Delay in reporting of deadly US destroyer collision raises questions

Nearly an hour passed before the crew of a container ship reported its collision with a US destroyer, according to the Japanese coast guard, raising questions.

The 10,000-ton USS Fitzgerald and the ACX Crystal, a 29,000-ton container ship flagged in the Philippines, collided early Saturday local time off Japan's Izu Peninsula, officials said. The area sees heavy maritime traffic, with 400 to 500 vessels crossing it daily.
Initially, the Japanese Coast Guard said that the distress call from the ACX Crystal came at 2:25 a.m. on Saturday -- five minutes after it crashed into the USS Fitzgerald at 2:20 a.m.
But after interviewing the ACX Crystal's crew, the Japanese coast guard revised its crash time estimate to 1:30 a.m.
The US guided-missile destroyer suffered severe damage to its starboard side, while the container ship sustained light damage. A 7th Fleet statement said the collision caused "significant damage and associated flooding to two berthing spaces, a machinery space, and the radio room."

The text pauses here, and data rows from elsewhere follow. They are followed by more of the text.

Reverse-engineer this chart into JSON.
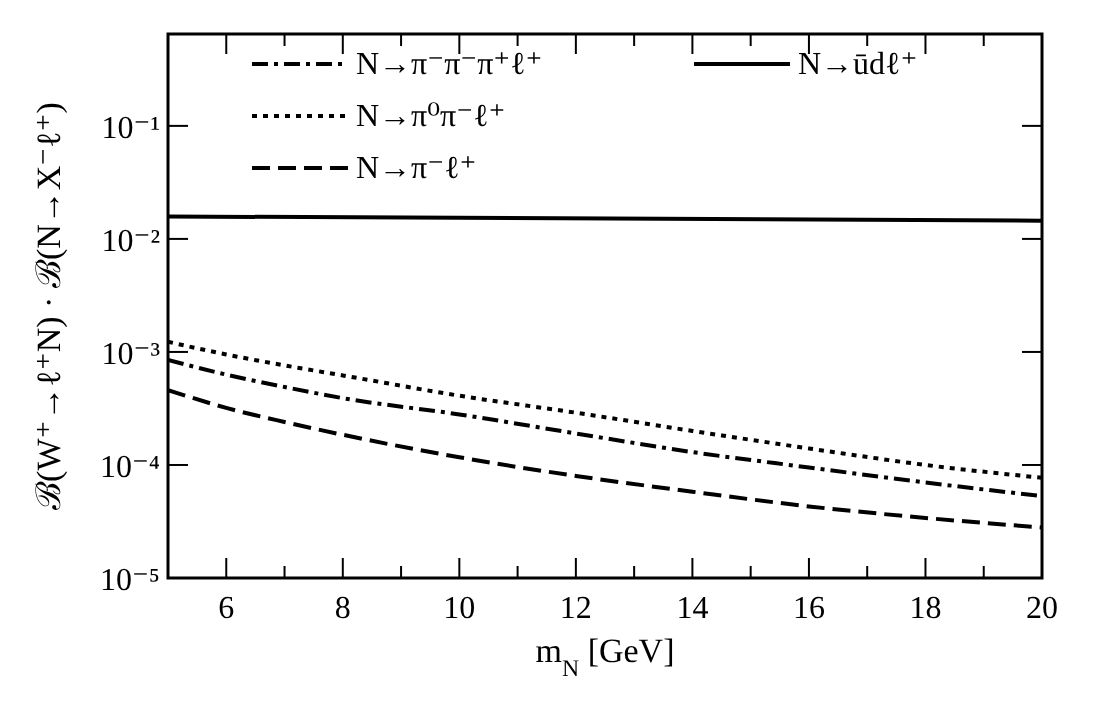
{
  "chart_data": {
    "type": "line",
    "xlabel": "m$_{N}$ [GeV]",
    "ylabel": "ℬ(W⁺→ℓ⁺N) · ℬ(N→X⁻ℓ⁺)",
    "log": "y",
    "legend": "top",
    "xlim": [
      5,
      20
    ],
    "ylim": [
      1e-05,
      0.65
    ],
    "xticks": [
      {
        "value": 5,
        "label": null
      },
      6,
      {
        "value": 7,
        "label": null
      },
      8,
      {
        "value": 9,
        "label": null
      },
      10,
      {
        "value": 11,
        "label": null
      },
      12,
      {
        "value": 13,
        "label": null
      },
      14,
      {
        "value": 15,
        "label": null
      },
      16,
      {
        "value": 17,
        "label": null
      },
      18,
      {
        "value": 19,
        "label": null
      },
      20
    ],
    "yticks": [
      {
        "value": 1e-05,
        "label": "10⁻⁵"
      },
      {
        "value": 0.0001,
        "label": "10⁻⁴"
      },
      {
        "value": 0.001,
        "label": "10⁻³"
      },
      {
        "value": 0.01,
        "label": "10⁻²"
      },
      {
        "value": 0.1,
        "label": "10⁻¹"
      }
    ],
    "x": [
      5,
      6,
      7,
      8,
      10,
      12,
      14,
      16,
      18,
      20
    ],
    "series": [
      {
        "name": "N→π⁻π⁻π⁺ℓ⁺",
        "color": "#000000",
        "line_style": "dashdot",
        "values": [
          0.00085,
          0.00063,
          0.00049,
          0.00039,
          0.00028,
          0.00019,
          0.00013,
          9.5e-05,
          7e-05,
          5.3e-05
        ]
      },
      {
        "name": "N→π⁰π⁻ℓ⁺",
        "color": "#000000",
        "line_style": "dotted",
        "values": [
          0.00123,
          0.00095,
          0.00076,
          0.00062,
          0.00041,
          0.00029,
          0.0002,
          0.00014,
          0.0001,
          7.7e-05
        ]
      },
      {
        "name": "N→π⁻ℓ⁺",
        "color": "#000000",
        "line_style": "dashed",
        "values": [
          0.00046,
          0.00032,
          0.00024,
          0.000185,
          0.000117,
          8e-05,
          5.8e-05,
          4.3e-05,
          3.4e-05,
          2.8e-05
        ]
      },
      {
        "name": "N→ūdℓ⁺",
        "color": "#000000",
        "line_style": "solid",
        "x": [
          5,
          20
        ],
        "values": [
          0.0158,
          0.0145
        ]
      }
    ]
  }
}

Searchers found the bodies of the seven missing sailors on Sunday in the ship's flooded berthing compartments.
The US 7th Fleet is maintaining that the collision occurred at 2:20 a.m. -- and both US and Japanese officials have declined to explain why there is a discrepancy regarding timing.
The Japanese Coast Guard is also refusing to explain why the distress call from the container ship came an hour after the crash -- telling CNN that detail is under investigation.
Timing will play a critical role in determining exactly how the collision happened, particularly as the shipping data from Marinetraffic.com appears to indicate that the ACX Crystal made a sharp right turn at close to 1:30 am -- the time that the Japanese coast guard said the crash occurred.
On Sunday, Vice Adm. Joseph Aucoin, commander of the US 7th Fleet, would not speculate on how the accident occurred, but said there would be multiple investigations into the collision, including one by the Navy's Judge Advocate General and one by the US Coast Guard.
Other investigations could come from the Japanese and Philippine authorities, because of where the accident took place and the Philippine registration of the container ship.